Thirty seconds before the deadline, Lennie Grakes stepped out of the bus. She was a ninth grader. Red-haired. Lanky. Three days earlier she had won a contest to stand in front of several congressmen and talk about the environment. She was said to be an excellent speaker. After the Firehook incident, she refused all interviews, absolutely too distraught to even think of talking. She, in fact, never spoke another word, slitting her wrists two days after the incident. She was found naked, with flames drawn all over her body in red marker. She’d been crying and didn’t leave a note. A note wasn’t needed, of course.

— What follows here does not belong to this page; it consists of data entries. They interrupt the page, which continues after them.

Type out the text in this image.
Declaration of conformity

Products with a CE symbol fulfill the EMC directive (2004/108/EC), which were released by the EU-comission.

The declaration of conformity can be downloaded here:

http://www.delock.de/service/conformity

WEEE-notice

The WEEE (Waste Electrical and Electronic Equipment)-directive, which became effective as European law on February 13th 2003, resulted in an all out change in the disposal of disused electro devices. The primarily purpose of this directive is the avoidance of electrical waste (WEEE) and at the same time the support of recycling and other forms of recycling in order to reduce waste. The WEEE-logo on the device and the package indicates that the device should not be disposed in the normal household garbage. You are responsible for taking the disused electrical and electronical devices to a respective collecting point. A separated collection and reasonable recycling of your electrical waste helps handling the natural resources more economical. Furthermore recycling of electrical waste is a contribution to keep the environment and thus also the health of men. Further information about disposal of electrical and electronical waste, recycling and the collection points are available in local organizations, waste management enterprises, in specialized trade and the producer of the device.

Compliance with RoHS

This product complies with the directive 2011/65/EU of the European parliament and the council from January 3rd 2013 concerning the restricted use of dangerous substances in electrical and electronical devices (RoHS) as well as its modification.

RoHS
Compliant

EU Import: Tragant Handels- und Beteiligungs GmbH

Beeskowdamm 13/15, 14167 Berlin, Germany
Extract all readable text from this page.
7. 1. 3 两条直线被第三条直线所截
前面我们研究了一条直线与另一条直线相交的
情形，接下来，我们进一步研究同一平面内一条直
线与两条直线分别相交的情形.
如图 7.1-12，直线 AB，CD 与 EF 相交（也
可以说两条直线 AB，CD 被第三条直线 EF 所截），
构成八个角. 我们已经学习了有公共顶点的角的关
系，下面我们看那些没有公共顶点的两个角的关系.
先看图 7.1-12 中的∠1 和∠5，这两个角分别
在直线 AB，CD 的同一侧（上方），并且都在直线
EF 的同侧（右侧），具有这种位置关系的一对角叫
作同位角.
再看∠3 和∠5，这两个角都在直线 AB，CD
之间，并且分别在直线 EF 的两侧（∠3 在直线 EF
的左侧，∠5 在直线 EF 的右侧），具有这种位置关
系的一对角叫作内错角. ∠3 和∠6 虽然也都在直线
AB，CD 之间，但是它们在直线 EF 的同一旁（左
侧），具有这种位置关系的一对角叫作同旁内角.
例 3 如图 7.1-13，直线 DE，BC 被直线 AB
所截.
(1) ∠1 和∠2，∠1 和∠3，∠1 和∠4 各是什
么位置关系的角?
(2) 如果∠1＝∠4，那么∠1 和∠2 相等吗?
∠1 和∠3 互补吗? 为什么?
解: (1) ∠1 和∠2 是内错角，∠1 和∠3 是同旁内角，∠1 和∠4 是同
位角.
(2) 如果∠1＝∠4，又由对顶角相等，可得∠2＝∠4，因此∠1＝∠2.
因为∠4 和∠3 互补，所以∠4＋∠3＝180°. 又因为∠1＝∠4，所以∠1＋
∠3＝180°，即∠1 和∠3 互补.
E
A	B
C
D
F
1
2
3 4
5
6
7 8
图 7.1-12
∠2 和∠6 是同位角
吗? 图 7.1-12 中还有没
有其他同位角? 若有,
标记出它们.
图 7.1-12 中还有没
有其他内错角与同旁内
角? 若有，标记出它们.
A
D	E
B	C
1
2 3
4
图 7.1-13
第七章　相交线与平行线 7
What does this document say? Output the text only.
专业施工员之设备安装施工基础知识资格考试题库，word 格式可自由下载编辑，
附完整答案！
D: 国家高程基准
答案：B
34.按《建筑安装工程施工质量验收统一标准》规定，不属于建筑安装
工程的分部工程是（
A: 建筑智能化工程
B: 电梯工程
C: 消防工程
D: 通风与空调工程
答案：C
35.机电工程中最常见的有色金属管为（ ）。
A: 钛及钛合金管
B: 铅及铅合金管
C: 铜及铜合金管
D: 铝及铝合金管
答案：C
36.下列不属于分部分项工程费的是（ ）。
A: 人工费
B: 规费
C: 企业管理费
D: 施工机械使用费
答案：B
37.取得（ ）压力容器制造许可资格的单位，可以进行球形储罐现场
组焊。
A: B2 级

Once she stepped from that bus, the metal began to twist and droop, victim of Firehook’s will as he superheated the metal, only the metal, hardly any flames at all, just small ones flickering around a white-hot bus that collapsed inward on the students.

Firehook, getting back on his motorcycle, said, “There. A busload of kids. Just wanted to establish what kind of man I am.”

There was pursuit, for an hour or so, but none of them survived.

 

***

 

All in all, when the rats were dead, and when Firehook said, “Fuck this,” and leapt over the side of the seating area, jumping down into the arena with me, landing on a rat, getting goo on his shoes and turning the rat to ash in childish retaliation, I had no reason to go easy on him. The man who managed to put that asshole down would be a national hero. An international hero. A man who pulled out Firehook’s eyes and spat down into his brain would be doing the right thing.

“Ladies and gentlemen and whores,” he shouted to the crowd, holding his hands on high, addressing them, turning so that they could all see him, as if a man with burning hands and a flaming head wouldn’t draw their attention. There were answering titters from the crowd. A pair of panties came fluttering down. A following round of applause at that. Octagon’s voice came down to us, telling Firehook that his actions were unsanctioned. Firehook, with that, created a big flaming hand, with one big flaming middle finger. He picked up the fallen panties, inspected them for a second, then put them in his back pocket and raised his hands once more.

He said, “Ladies and gentlemen and… especially, the whores. You’re about to see a man die. You’re about to see Reaver meet the end of his years. Too late, I know, but better late than never.”

He stopped to look at me. I was using the time to look over the arena. The sandy floor. The walls. The force field above me. I was wishing I could see some of the faces, those above me, better, because I wanted to remember everyone, and discuss the day with them later.

“Ladies. Whores,” he said. “You know this shit excites you. So get ready for what happens afterwards. About half of you aren’t going to walk right after tonight.”

I’d seen what I needed of the sandy floor, the walls, the force field, and I’d definitely seen enough of Firehook, so I went into action.

About three times faster than he expected.

I’d backed myself up against one of the stone walls and I elbowed it suddenly, shaking the foundations of the entire arena. Cocktail glasses rained down from above, and a stone the size of my torso broke free of the wall. I nabbed that out of the air and heaved it at Firehook. He had the reflexes to get some flame on it, but couldn’t melt it away before it took him in the stomach, lifted him into the air, and sent him flying back towards the opposite wall. If he hadn’t hit the pile of rats, by chance, that would have been the end of him.